La question dépasse la simple politique sportive. C’est un enjeu de santé publique, de lien social et de résilience climatique. En attendant des jours meilleurs, les nageurs continuent de faire la queue devant des bassins qui pourraient fermer demain. Je vous laisse juger : une piscine qui ferme, ce n’est pas seulement un équipement en moins, c’est un pansement qu’on retire à une population exposée à des températures toujours plus hautes.
Que faire, concrètement ?
Sur le terrain, je vois plusieurs pistes :
- Investir dans l’efficacité énergétique : isolation, panneaux solaires, pompes à chaleur, pour réduire les coûts de fonctionnement.
- Mutualiser les équipements : certaines piscines pourraient être gérées à l’échelle intercommunale, pour optimiser les budgets.

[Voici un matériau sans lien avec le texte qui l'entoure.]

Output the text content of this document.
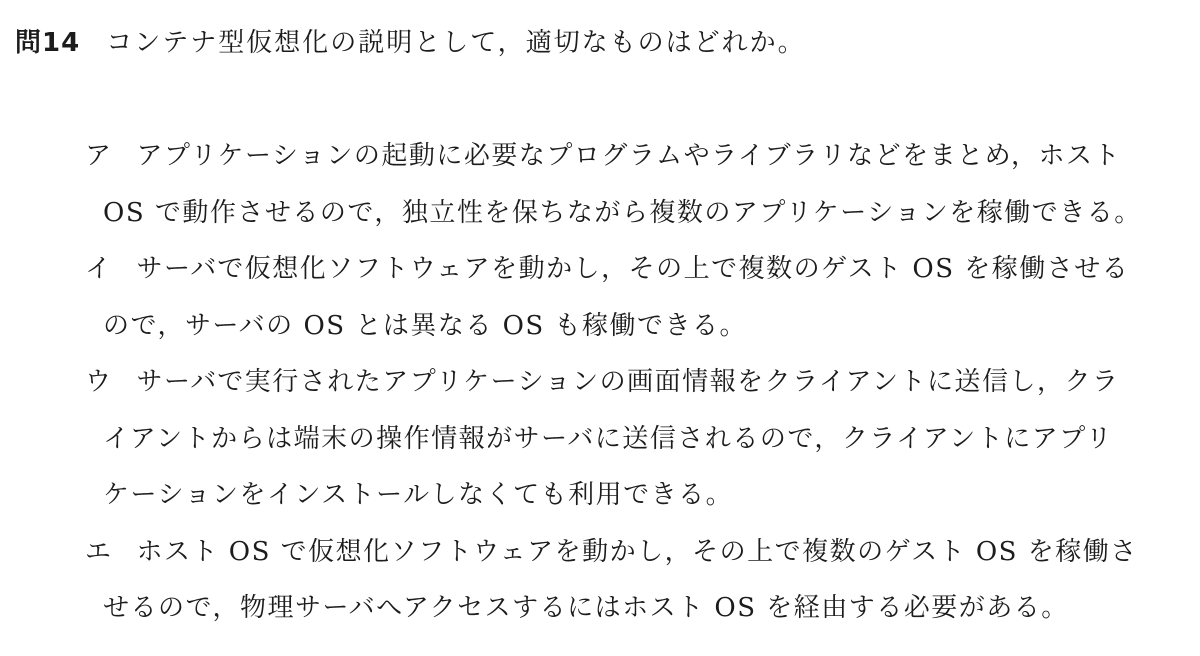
問14 コンテナ型仮想化の説明として，適切なものはどれか。
ア アプリケーションの起動に必要なプログラムやライブラリなどをまとめ，ホスト
OS で動作させるので，独立性を保ちながら複数のアプリケーションを稼働できる。
イ サーバで仮想化ソフトウェアを動かし，その上で複数のゲスト OS を稼働させる
ので，サーバの OS とは異なる OS も稼働できる。
ウ サーバで実行されたアプリケーションの画面情報をクライアントに送信し，クラ
イアントからは端末の操作情報がサーバに送信されるので，クライアントにアプリ
ケーションをインストールしなくても利用できる。
エ ホスト OS で仮想化ソフトウェアを動かし，その上で複数のゲスト OS を稼働さ
せるので，物理サーバへアクセスするにはホスト OS を経由する必要がある。
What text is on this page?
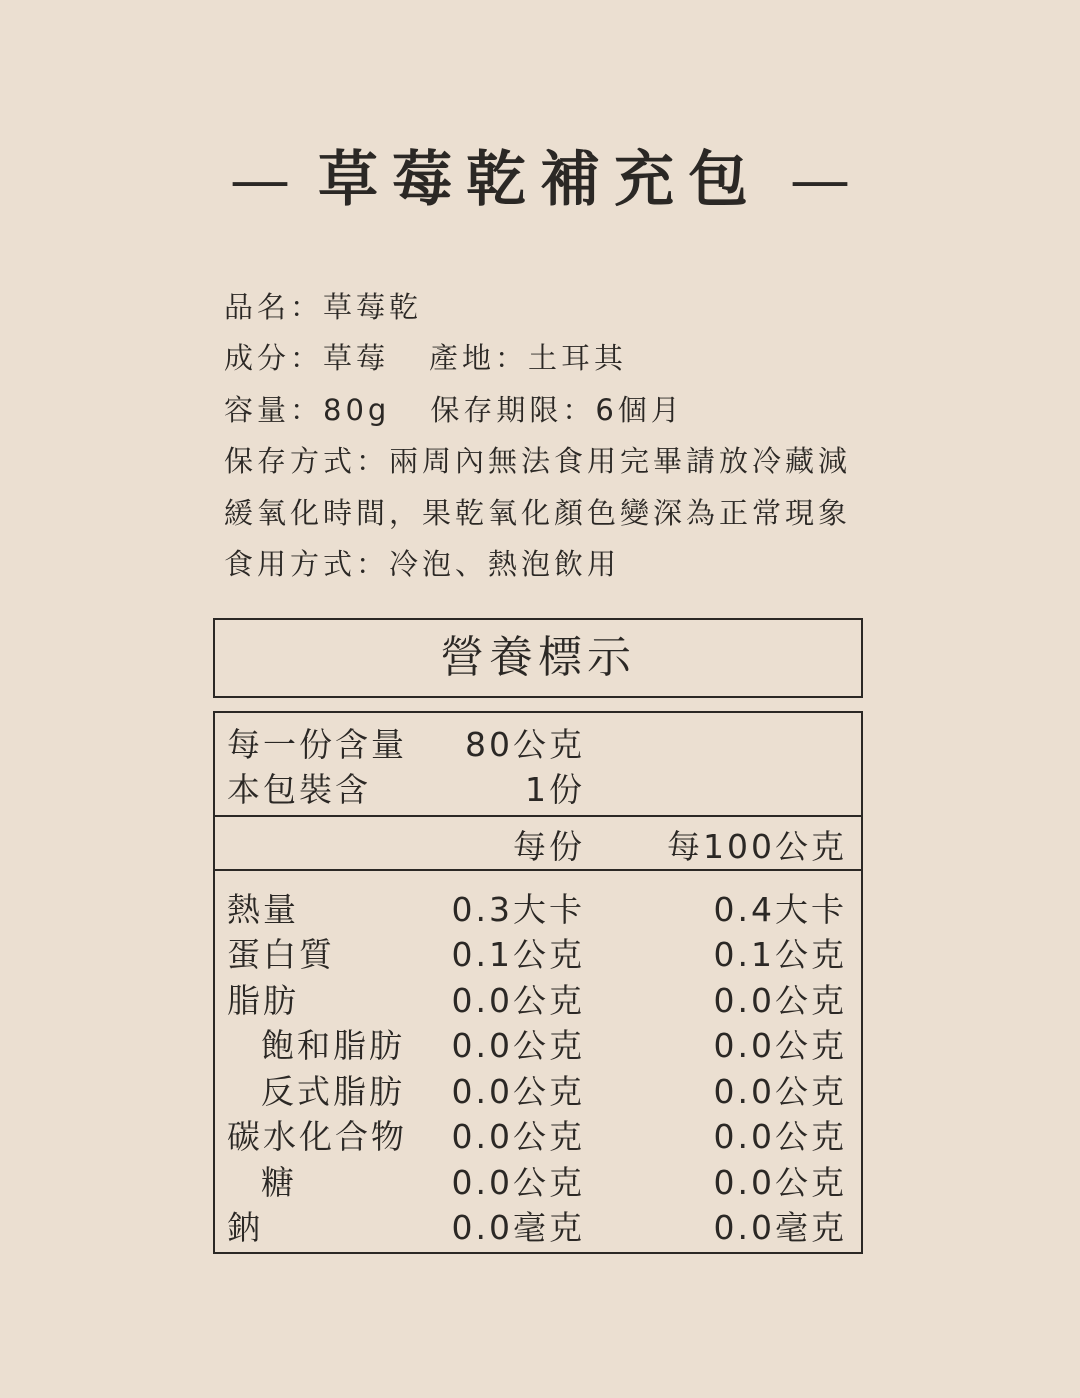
— 草莓乾補充包 —
品名：草莓乾
成分：草莓 產地：土耳其
容量：80g 保存期限：6個月
保存方式：兩周內無法食用完畢請放冷藏減
緩氧化時間，果乾氧化顏色變深為正常現象
食用方式：冷泡、熱泡飲用
營養標示
每一份含量 80公克
本包裝含	1份
每份 每100公克
熱量	0.3大卡	0.4大卡
蛋白質	0.1公克	0.1公克
脂肪	0.0公克	0.0公克
飽和脂肪 0.0公克	0.0公克
反式脂肪 0.0公克	0.0公克
碳水化合物 0.0公克	0.0公克
糖	0.0公克	0.0公克
鈉	0.0毫克	0.0毫克
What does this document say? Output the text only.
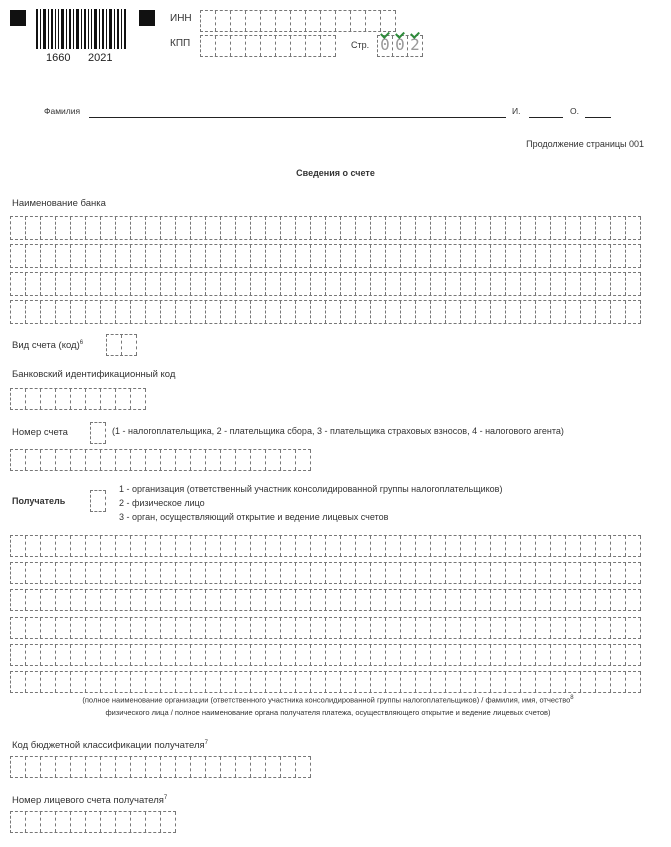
1660 2021
ИНН
КПП	Стр. 0 0 2
Фамилия	И.	О.
Продолжение страницы 001
Сведения о счете
Наименование банка
Вид счета (код)$^6$
Банковский идентификационный код
Номер счета	(1 - налогоплательщика, 2 - плательщика сбора, 3 - плательщика страховых взносов, 4 - налогового агента)
Получатель
1 - организация (ответственный участник консолидированной группы налогоплательщиков)
2 - физическое лицо
3 - орган, осуществляющий открытие и ведение лицевых счетов
(полное наименование организации (ответственного участника консолидированной группы налогоплательщиков) / фамилия, имя, отчество$^8$
физического лица / полное наименование органа получателя платежа, осуществляющего открытие и ведение лицевых счетов)
Код бюджетной классификации получателя$^7$
Номер лицевого счета получателя$^7$
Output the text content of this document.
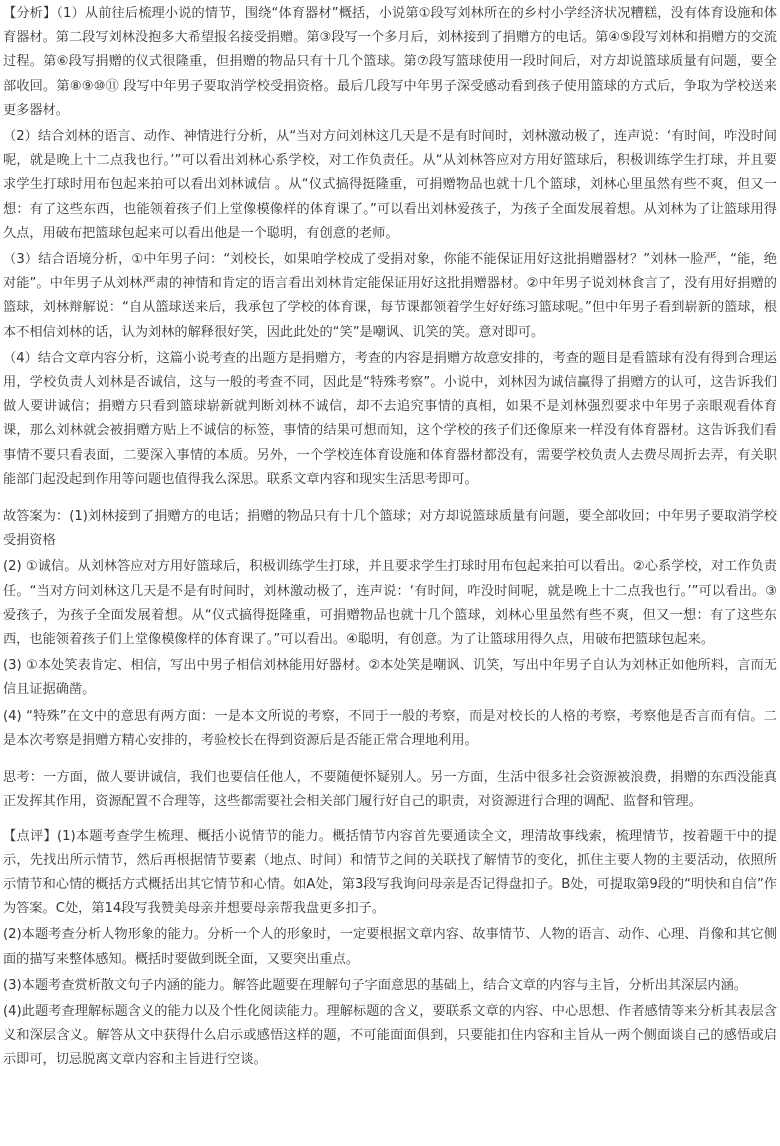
【分析】（1）从前往后梳理小说的情节，围绕“体育器材”概括，小说第①段写刘林所在的乡村小学经济状况糟糕，没有体育设施和体育器材。第二段写刘林没抱多大希望报名接受捐赠。第③段写一个多月后，刘林接到了捐赠方的电话。第④⑤段写刘林和捐赠方的交流过程。第⑥段写捐赠的仪式很隆重，但捐赠的物品只有十几个篮球。第⑦段写篮球使用一段时间后，对方却说篮球质量有问题，要全部收回。第⑧⑨⑩⑪ 段写中年男子要取消学校受捐资格。最后几段写中年男子深受感动看到孩子使用篮球的方式后，争取为学校送来更多器材。

（2）结合刘林的语言、动作、神情进行分析，从“当对方问刘林这几天是不是有时间时，刘林激动极了，连声说：‘有时间，咋没时间呢，就是晚上十二点我也行。’”可以看出刘林心系学校，对工作负责任。从“从刘林答应对方用好篮球后，积极训练学生打球，并且要求学生打球时用布包起来拍可以看出刘林诚信 。从“仪式搞得挺隆重，可捐赠物品也就十几个篮球，刘林心里虽然有些不爽，但又一想：有了这些东西，也能领着孩子们上堂像模像样的体育课了。”可以看出刘林爱孩子，为孩子全面发展着想。从刘林为了让篮球用得久点，用破布把篮球包起来可以看出他是一个聪明，有创意的老师。

（3）结合语境分析，①中年男子问：“刘校长，如果咱学校成了受捐对象，你能不能保证用好这批捐赠器材？”刘林一脸严，“能，绝对能”。中年男子从刘林严肃的神情和肯定的语言看出刘林肯定能保证用好这批捐赠器材。②中年男子说刘林食言了，没有用好捐赠的篮球，刘林辩解说：“自从篮球送来后，我承包了学校的体育课，每节课都领着学生好好练习篮球呢。”但中年男子看到崭新的篮球，根本不相信刘林的话，认为刘林的解释很好笑，因此此处的“笑”是嘲讽、讥笑的笑。意对即可。

（4）结合文章内容分析，这篇小说考查的出题方是捐赠方，考查的内容是捐赠方故意安排的，考查的题目是看篮球有没有得到合理运用，学校负责人刘林是否诚信，这与一般的考查不同，因此是“特殊考察”。小说中，刘林因为诚信赢得了捐赠方的认可，这告诉我们做人要讲诚信；捐赠方只看到篮球崭新就判断刘林不诚信，却不去追究事情的真相，如果不是刘林强烈要求中年男子亲眼观看体育课，那么刘林就会被捐赠方贴上不诚信的标签，事情的结果可想而知，这个学校的孩子们还像原来一样没有体育器材。这告诉我们看事情不要只看表面，二要深入事情的本质。另外，一个学校连体育设施和体育器材都没有，需要学校负责人去费尽周折去弄，有关职能部门起没起到作用等问题也值得我么深思。联系文章内容和现实生活思考即可。

故答案为：(1)刘林接到了捐赠方的电话；捐赠的物品只有十几个篮球；对方却说篮球质量有问题，要全部收回；中年男子要取消学校受捐资格

(2) ①诚信。从刘林答应对方用好篮球后，积极训练学生打球，并且要求学生打球时用布包起来拍可以看出。②心系学校，对工作负责任。“当对方问刘林这几天是不是有时间时，刘林激动极了，连声说：‘有时间，咋没时间呢，就是晚上十二点我也行。’”可以看出。③爱孩子，为孩子全面发展着想。从“仪式搞得挺隆重，可捐赠物品也就十几个篮球，刘林心里虽然有些不爽，但又一想：有了这些东西，也能领着孩子们上堂像模像样的体育课了。”可以看出。④聪明，有创意。为了让篮球用得久点，用破布把篮球包起来。

(3) ①本处笑表肯定、相信，写出中男子相信刘林能用好器材。②本处笑是嘲讽、讥笑，写出中年男子自认为刘林正如他所料，言而无信且证据确凿。

(4) “特殊”在文中的意思有两方面：一是本文所说的考察，不同于一般的考察，而是对校长的人格的考察，考察他是否言而有信。二是本次考察是捐赠方精心安排的，考验校长在得到资源后是否能正常合理地利用。

思考：一方面，做人要讲诚信，我们也要信任他人，不要随便怀疑别人。另一方面，生活中很多社会资源被浪费，捐赠的东西没能真正发挥其作用，资源配置不合理等，这些都需要社会相关部门履行好自己的职责，对资源进行合理的调配、监督和管理。

【点评】(1)本题考查学生梳理、概括小说情节的能力。概括情节内容首先要通读全文，理清故事线索，梳理情节，按着题干中的提示，先找出所示情节，然后再根据情节要素（地点、时间）和情节之间的关联找了解情节的变化，抓住主要人物的主要活动，依照所示情节和心情的概括方式概括出其它情节和心情。如A处，第3段写我询问母亲是否记得盘扣子。B处，可提取第9段的“明快和自信”作为答案。C处，第14段写我赞美母亲并想要母亲帮我盘更多扣子。

(2)本题考查分析人物形象的能力。分析一个人的形象时，一定要根据文章内容、故事情节、人物的语言、动作、心理、肖像和其它侧面的描写来整体感知。概括时要做到既全面，又要突出重点。

(3)本题考查赏析散文句子内涵的能力。解答此题要在理解句子字面意思的基础上，结合文章的内容与主旨，分析出其深层内涵。

(4)此题考查理解标题含义的能力以及个性化阅读能力。理解标题的含义，要联系文章的内容、中心思想、作者感情等来分析其表层含义和深层含义。解答从文中获得什么启示或感悟这样的题，不可能面面俱到，只要能扣住内容和主旨从一两个侧面谈自己的感悟或启示即可，切忌脱离文章内容和主旨进行空谈。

- Gratuité ciblée : pendant les pics de canicule, ouvrir gratuitement les bassins, comme le proposent certains élus, reste un levier immédiat.
- Faire pression pour un plan de financement : les collectivités doivent porter une voix forte auprès de l’État pour débloquer des aides.
Au-delà des discours, ce sont ces actions concrètes qui feront la différence. Dans les Landes, les habitants n’attendent pas des promesses, mais des bassins où nager quand il fait 40°C. Je continuerai à suivre ce dossier de près, car il touche au quotidien et à l’intérêt général.
Article rédigé par Sophie Pichon pour ActuLandes, juin 2026.